April 27, 2020
At a rate of 1.6 million tests per week, the US is conducting about half of the tests necessary to safely begin reopening, according to a new analysis reported by STAT News. Using mortality data from the Los Alamos National Laboratory, Harvard researchers working in conjunction with the STAT news website estimated the minimum number of COVID-19 tests necessary to allow for easing stay-at-home restrictions in each state. Using different methods, two researchers each arrived at a monthly target of about 45 tests per 1,000 people—but cautioned that test volumes should reflect regional outbreak severity. The figure endorsed by the White House is approximately 30 monthly tests per 1,000 people, writes STAT reporter Sharon Begley.
Routine testing of all Americans is impossible, making it crucial to pinpoint a volume that is adequate for each community. Adequate local testing enables public health professionals to identify cases and their contacts in numbers great enough to substantially reduce transmission. The Harvard/STAT report illustrates that many states –including those that have begun to ease stay-at-home restrictions- are not testing enough to support effective contact tracing. Georgia, where many businesses have already been cleared to reopen, is currently testing just 4,000 of the approximately 10,000 daily tests suggested by the study.

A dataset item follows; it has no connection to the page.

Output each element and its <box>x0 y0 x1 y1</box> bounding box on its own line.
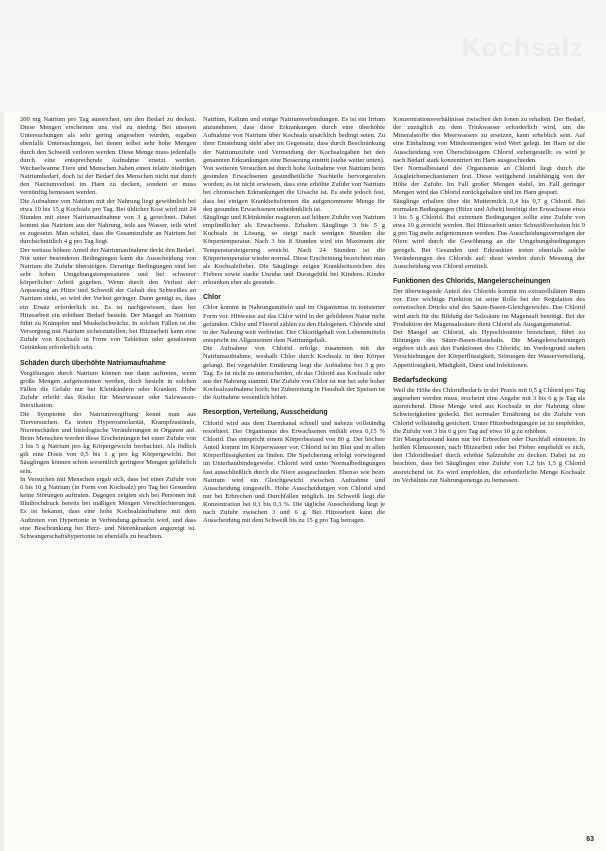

Most assessments of the amount of testing that will be needed over the next few months are national. But while those are a good starting point, they do not give individual states, let alone cities, much guidance. “You can’t just take the national number and scale it to states by their population,” said Ashish Jha, director of the Harvard Global Health Institute. “You have to base it on the size of the outbreak in a state.”